M.LeBourhis estimait également que la journaliste avait nui à sa réputation ainsi qu’à celle d’un comédien par ses propos.
Le Conseil rappelle qu’en décidant de publier une oeuvre, un auteur l’expose inévitablement au jugement du public et en même temps à celui de la critique. Si un auteur est libre d’écrire, de faire produire et de diffuser une œuvre, la critique est également libre d’aimer ou non cette oeuvre et de l’exprimer.

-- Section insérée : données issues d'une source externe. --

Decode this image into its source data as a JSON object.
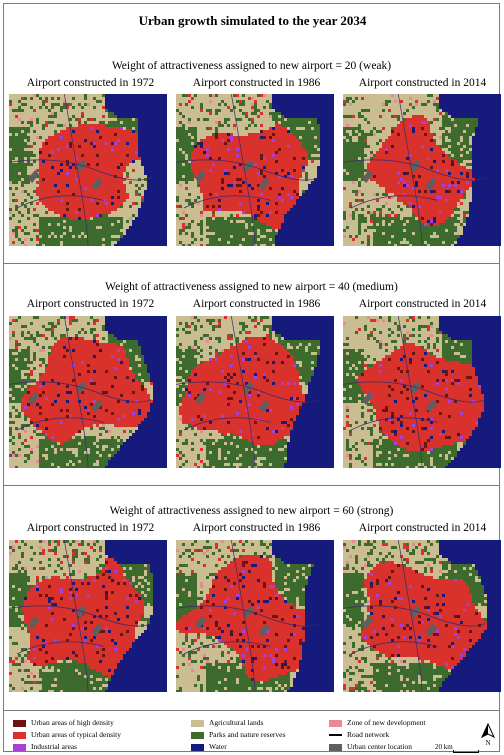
{
  "title": "Urban growth simulated to the year 2034",
  "sections": [
    {
      "weight_label": "Weight of attractiveness assigned to new airport = 20 (weak)",
      "panels": [
        {
          "caption": "Airport constructed in 1972",
          "urban_density": 0.46
        },
        {
          "caption": "Airport constructed in 1986",
          "urban_density": 0.5
        },
        {
          "caption": "Airport constructed in 2014",
          "urban_density": 0.44
        }
      ]
    },
    {
      "weight_label": "Weight of attractiveness assigned to new airport = 40 (medium)",
      "panels": [
        {
          "caption": "Airport constructed in 1972",
          "urban_density": 0.52
        },
        {
          "caption": "Airport constructed in 1986",
          "urban_density": 0.55
        },
        {
          "caption": "Airport constructed in 2014",
          "urban_density": 0.5
        }
      ]
    },
    {
      "weight_label": "Weight of attractiveness assigned to new airport = 60 (strong)",
      "panels": [
        {
          "caption": "Airport constructed in 1972",
          "urban_density": 0.58
        },
        {
          "caption": "Airport constructed in 1986",
          "urban_density": 0.6
        },
        {
          "caption": "Airport constructed in 2014",
          "urban_density": 0.56
        }
      ]
    }
  ],
  "legend": {
    "items": [
      {
        "label": "Urban areas of high density",
        "color": "#6b1410",
        "type": "swatch"
      },
      {
        "label": "Urban areas of typical density",
        "color": "#d9312c",
        "type": "swatch"
      },
      {
        "label": "Industrial areas",
        "color": "#a83fd6",
        "type": "swatch"
      },
      {
        "label": "Agricultural lands",
        "color": "#cbbd92",
        "type": "swatch"
      },
      {
        "label": "Parks and nature reserves",
        "color": "#3d6b2e",
        "type": "swatch"
      },
      {
        "label": "Water",
        "color": "#161a7d",
        "type": "swatch"
      },
      {
        "label": "Zone of new development",
        "color": "#e7899a",
        "type": "swatch"
      },
      {
        "label": "Road network",
        "color": "#000000",
        "type": "line"
      },
      {
        "label": "Urban center location",
        "color": "#5f5f5f",
        "type": "swatch"
      }
    ],
    "scale_label": "20 km",
    "north_label": "N"
  }
}
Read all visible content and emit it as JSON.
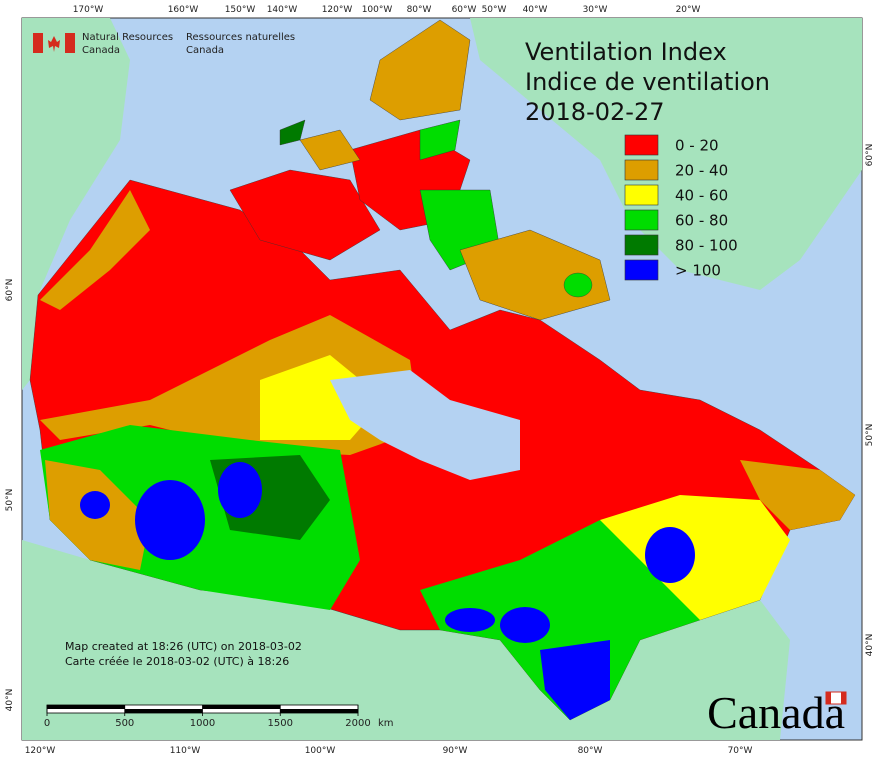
{
  "title": {
    "en": "Ventilation Index",
    "fr": "Indice de ventilation",
    "date": "2018-02-27"
  },
  "agency": {
    "en": [
      "Natural Resources",
      "Canada"
    ],
    "fr": [
      "Ressources naturelles",
      "Canada"
    ]
  },
  "legend": [
    {
      "label": "0 - 20",
      "color": "#ff0000"
    },
    {
      "label": "20 - 40",
      "color": "#dd9e00"
    },
    {
      "label": "40 - 60",
      "color": "#ffff00"
    },
    {
      "label": "60 - 80",
      "color": "#00dd00"
    },
    {
      "label": "80 - 100",
      "color": "#007a00"
    },
    {
      "label": "> 100",
      "color": "#0000ff"
    }
  ],
  "credits": [
    "Map created at 18:26 (UTC) on 2018-03-02",
    "Carte créée le 2018-03-02 (UTC) à 18:26"
  ],
  "scale_bar": {
    "ticks": [
      0,
      500,
      1000,
      1500,
      2000
    ],
    "unit": "km"
  },
  "graticule": {
    "top": [
      "170°W",
      "160°W",
      "150°W",
      "140°W",
      "120°W",
      "100°W",
      "80°W",
      "60°W",
      "50°W",
      "40°W",
      "30°W",
      "20°W"
    ],
    "bottom": [
      "120°W",
      "110°W",
      "100°W",
      "90°W",
      "80°W",
      "70°W"
    ],
    "left": [
      "60°N",
      "50°N",
      "40°N"
    ],
    "right": [
      "60°N",
      "50°N",
      "40°N"
    ]
  },
  "wordmark": "Canada"
}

Pour ces raisons et n’ayant relevé aucune entorse à la déontologie dans les textes soumis à son attention, le Conseil de presse rejette la plainte contre la journaliste Louise Cousineau et le quotidien La Presse.
Analyse de la décision
- C01C Opinion non appuyée sur des faits
- C11C Déformation des faits
- C15H Insinuations
- C17G Atteinte à l’image
Date de l’appel
18 October 2002
Décision en appel
Les membres de la commission ont
conclu à l’unanimité de maintenir sur le fond la décision rendue en première
instance.
La Commission tient cependant à
émettre une réserve à propos du troisième commentaire de madame Cousineau sur
la série « Rivières-des-Jérémie », un commentaire étroitement associé aux
événements du 11 septembre 2001 et voulant que – et nous citons – « à toute
chose malheur est bon ». Tout en reconnaissant la grande liberté dont jouissent
les critiques, les membres de la Commission y voient là une association
discutable, voire excessive.
Griefs pour l’appel
M. Jean-Paul Le Bourhis
interjette appel à la décision du Conseil de presse.